Use Your Database to Power State Machines Lawrence Jones

Use your database to power state machines | Lawrence Jones #

Excerpt #
If you build a state machine on top of a relational database you can abstract concurrency problems away from your business logic and allow developers to write safe-by-default code without dealing with concurrency concerns. This post explains how to build a library that offers those protections, and how they work under-the-hood.

Most people are familiar with state machines and know their value. The average state machine library can help you model states, prevent invalid transitions, and produce diagrams that help even non-technical people understand how the code behaves.

This article isn’t about making the case for state machines. It’s about how you take the concept of a state machine and have it work alongside your database models, leveraging your relational database (say Postgres or MySQL) to help you build concurrent-safe and efficient software.

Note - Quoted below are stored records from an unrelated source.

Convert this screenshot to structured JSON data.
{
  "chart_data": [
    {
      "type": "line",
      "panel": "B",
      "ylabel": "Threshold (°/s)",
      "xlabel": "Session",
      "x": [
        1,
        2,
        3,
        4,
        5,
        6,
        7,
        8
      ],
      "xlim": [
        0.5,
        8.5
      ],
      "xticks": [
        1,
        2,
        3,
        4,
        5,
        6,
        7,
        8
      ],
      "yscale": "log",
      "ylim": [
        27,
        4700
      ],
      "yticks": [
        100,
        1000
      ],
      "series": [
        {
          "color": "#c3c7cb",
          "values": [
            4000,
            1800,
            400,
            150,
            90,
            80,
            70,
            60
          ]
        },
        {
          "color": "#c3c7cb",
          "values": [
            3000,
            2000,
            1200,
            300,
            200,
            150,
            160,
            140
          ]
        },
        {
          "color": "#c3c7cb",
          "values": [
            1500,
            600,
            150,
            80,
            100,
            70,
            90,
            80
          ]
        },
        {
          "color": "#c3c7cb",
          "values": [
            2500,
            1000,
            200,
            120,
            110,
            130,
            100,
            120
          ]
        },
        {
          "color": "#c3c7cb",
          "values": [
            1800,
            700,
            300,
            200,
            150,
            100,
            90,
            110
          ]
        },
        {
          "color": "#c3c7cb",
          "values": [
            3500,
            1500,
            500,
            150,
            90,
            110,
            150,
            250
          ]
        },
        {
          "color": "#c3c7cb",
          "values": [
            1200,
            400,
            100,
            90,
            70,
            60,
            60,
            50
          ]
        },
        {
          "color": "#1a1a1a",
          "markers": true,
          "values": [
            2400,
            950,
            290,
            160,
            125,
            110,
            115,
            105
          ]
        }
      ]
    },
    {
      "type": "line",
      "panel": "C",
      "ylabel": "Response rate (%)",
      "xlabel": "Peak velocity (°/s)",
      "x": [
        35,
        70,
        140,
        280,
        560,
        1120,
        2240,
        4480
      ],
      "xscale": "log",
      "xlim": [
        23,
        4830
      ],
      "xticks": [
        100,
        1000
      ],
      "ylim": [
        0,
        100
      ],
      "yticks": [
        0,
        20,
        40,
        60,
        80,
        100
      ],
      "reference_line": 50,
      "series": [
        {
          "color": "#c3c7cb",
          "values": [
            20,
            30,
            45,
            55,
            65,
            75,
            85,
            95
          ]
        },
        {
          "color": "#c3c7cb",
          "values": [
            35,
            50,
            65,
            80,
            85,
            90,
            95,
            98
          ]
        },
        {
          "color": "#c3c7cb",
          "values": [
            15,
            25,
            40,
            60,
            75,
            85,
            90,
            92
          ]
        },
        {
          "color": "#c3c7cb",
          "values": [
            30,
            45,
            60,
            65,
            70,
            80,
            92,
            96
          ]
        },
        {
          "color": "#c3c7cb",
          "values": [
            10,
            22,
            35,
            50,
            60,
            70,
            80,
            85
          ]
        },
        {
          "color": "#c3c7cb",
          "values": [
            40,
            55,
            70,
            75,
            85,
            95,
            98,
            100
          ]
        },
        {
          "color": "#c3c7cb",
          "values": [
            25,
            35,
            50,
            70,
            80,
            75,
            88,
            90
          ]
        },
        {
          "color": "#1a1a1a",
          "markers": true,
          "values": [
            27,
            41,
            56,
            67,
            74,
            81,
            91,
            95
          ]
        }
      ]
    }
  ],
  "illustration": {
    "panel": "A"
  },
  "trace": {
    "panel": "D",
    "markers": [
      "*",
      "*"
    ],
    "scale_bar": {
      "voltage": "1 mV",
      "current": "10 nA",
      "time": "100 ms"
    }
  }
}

I first encountered this pattern when I joined GoCardless in 2015. Processing bank payments is a multi-day affair and extremely stateful, so it’s no surprise that the team eventually built a library called Statesman that provided a state machine powered by underlying transition tables.

Most of GoCardless’ critical processes use Statesman, and by the time I left we had transition tables with well over 10B rows. It became such an essential tool that I’d argue it was a powerful competitive advantage. Statesman is even reflected externally, such as in the GoCardless public API with endpoints providing rich audit trails.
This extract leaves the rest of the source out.